Garrus Vakarian (Mass Effect series)
The scars, the self-deprecating cynicism, the calibration skills – this former C-Sec officer has it all. After Shepard died (and got better), Garrus rejoined the Normandy versus the Universe cause, and even developed a bit of a crush on Shepard. Assuming Shepard is a woman, anyway. He-Shep gets no love from Garrus, which is why I got him killed in Mass Effect 3. I hurt you because I loved you, Garrus.

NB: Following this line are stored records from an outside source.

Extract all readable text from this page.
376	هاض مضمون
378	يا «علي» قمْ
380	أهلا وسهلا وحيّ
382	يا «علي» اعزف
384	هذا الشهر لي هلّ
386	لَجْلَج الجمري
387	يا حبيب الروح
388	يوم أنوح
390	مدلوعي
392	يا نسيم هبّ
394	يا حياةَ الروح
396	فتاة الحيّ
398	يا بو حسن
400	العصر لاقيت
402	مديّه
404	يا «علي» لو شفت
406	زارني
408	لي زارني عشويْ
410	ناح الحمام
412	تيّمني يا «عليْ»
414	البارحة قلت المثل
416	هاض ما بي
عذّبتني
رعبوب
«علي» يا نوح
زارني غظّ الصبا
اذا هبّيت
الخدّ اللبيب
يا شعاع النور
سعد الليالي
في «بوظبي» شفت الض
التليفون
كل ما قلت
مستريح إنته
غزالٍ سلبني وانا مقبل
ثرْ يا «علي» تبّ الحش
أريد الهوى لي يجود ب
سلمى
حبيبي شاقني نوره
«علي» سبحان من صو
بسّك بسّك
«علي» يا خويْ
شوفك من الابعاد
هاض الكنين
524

Lydia (The Elder Scrolls V: Skyrim)
Oh, Lydia. Dragonsreach’s shieldmaiden is one of the first companions you’ll pick up in the game, and she’s sworn to carry your burdens. She’ll also keep reminding you of that, which is as good a reason as any to heap her with all the heavy miscellaneous junk you find lying around Skyrim. Her dismal ineptitude at pretty much everything makes her a convenient distraction for enemies, and when you’re done using her as a sword magnet, you can even marry her. Or not. Those mammoth tusks won’t carry themselves.
Mortimer “Morte” Rictusgrin (Planescape Torment)
What he lacks in body, Morte the floating skull more than makes up for with a seemingly endless supply of insults and ineffable charm. Besides, not having any vital organs is an instant advantage in combat, where vital organs are traditionally the big difference between life and death. \
Dogmeat (Fallout series)
There’s a reason they call dogs “man’s best friend” – it’s because, no matter how many children you’ve murdered, or how many innocent people you sold into slavery for some quick cash, or how many pornographic films you made that one time in New Reno, Dogmeat will still take a super-mutant’s sledgehammer blow to the legs for you. He’s like the Lassie of the post-apocalypse, but without all that totally unrealistic do-good stuff. In fact, there’s absolutely no way to get rid of Dogmeat once he’s started following you around, suggesting he probably likes all the bad things you do. Go on, that’s your excuse.